To rigorously assess performance, the system employs an LLM-as-a-judge mechanism. The judge evaluates the system output to determine if it contains correct proactive suggestions and accurate category predictions. The evaluation process requires the judge to output its reasoning within <thought> tags before returning a structured response. Specifically, the judge returns comma-separated values where each digit indicates the correctness of a specific answer component, ensuring both the strategic action and the final inference are validated against the ground truth.
Experiment
- ProactiveBench evaluates 22 MLLMs across multiple-choice and open-ended tasks to assess their ability to request user interventions for occluded or ambiguous inputs, revealing that current models generally lack proactivity and that this capability does not scale with model size.

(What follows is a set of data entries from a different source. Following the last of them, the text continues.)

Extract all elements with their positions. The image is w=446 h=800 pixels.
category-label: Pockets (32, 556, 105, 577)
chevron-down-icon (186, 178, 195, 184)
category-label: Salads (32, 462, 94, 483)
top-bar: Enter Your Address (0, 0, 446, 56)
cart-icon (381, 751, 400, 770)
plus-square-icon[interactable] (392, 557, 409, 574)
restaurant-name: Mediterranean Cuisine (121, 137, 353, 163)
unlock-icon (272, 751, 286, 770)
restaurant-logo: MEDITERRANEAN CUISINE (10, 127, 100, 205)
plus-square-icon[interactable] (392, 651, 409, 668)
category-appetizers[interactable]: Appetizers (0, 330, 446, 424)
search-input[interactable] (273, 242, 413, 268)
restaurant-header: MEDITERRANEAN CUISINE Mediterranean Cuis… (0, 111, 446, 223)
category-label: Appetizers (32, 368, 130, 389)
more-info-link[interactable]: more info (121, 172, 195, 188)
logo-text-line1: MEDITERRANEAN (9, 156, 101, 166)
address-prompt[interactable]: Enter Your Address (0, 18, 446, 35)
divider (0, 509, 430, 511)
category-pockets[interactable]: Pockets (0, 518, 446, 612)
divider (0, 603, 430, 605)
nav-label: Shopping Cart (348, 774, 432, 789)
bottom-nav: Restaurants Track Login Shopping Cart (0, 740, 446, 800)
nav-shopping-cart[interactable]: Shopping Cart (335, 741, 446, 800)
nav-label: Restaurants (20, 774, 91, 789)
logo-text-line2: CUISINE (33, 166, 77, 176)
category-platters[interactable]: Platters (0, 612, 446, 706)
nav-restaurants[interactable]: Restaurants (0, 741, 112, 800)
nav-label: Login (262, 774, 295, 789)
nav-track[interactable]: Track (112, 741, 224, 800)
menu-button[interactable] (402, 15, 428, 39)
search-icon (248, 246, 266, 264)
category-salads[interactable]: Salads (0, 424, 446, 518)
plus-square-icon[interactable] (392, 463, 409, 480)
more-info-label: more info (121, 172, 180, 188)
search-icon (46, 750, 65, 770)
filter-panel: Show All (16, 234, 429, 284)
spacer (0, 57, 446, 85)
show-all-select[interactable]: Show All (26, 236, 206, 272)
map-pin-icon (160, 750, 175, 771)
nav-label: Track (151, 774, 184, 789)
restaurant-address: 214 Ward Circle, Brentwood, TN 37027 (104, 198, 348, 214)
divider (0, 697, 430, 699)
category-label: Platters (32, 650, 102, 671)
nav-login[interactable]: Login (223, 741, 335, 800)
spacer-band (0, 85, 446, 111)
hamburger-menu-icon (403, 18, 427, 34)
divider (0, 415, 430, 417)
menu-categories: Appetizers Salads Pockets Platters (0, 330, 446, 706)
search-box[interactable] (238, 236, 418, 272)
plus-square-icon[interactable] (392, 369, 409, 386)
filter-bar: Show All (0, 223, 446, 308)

- Experiments show that conversation histories and in-context learning introduce negative biases, causing models to repeatedly suggest unhelpful actions or abstain rather than solving the task, while explicit hinting yields only marginal gains in accuracy.
- A reinforcement learning fine-tuning strategy demonstrates that proactivity can be effectively learned and generalized to unseen scenarios, enabling models to balance between making correct predictions and requesting necessary help.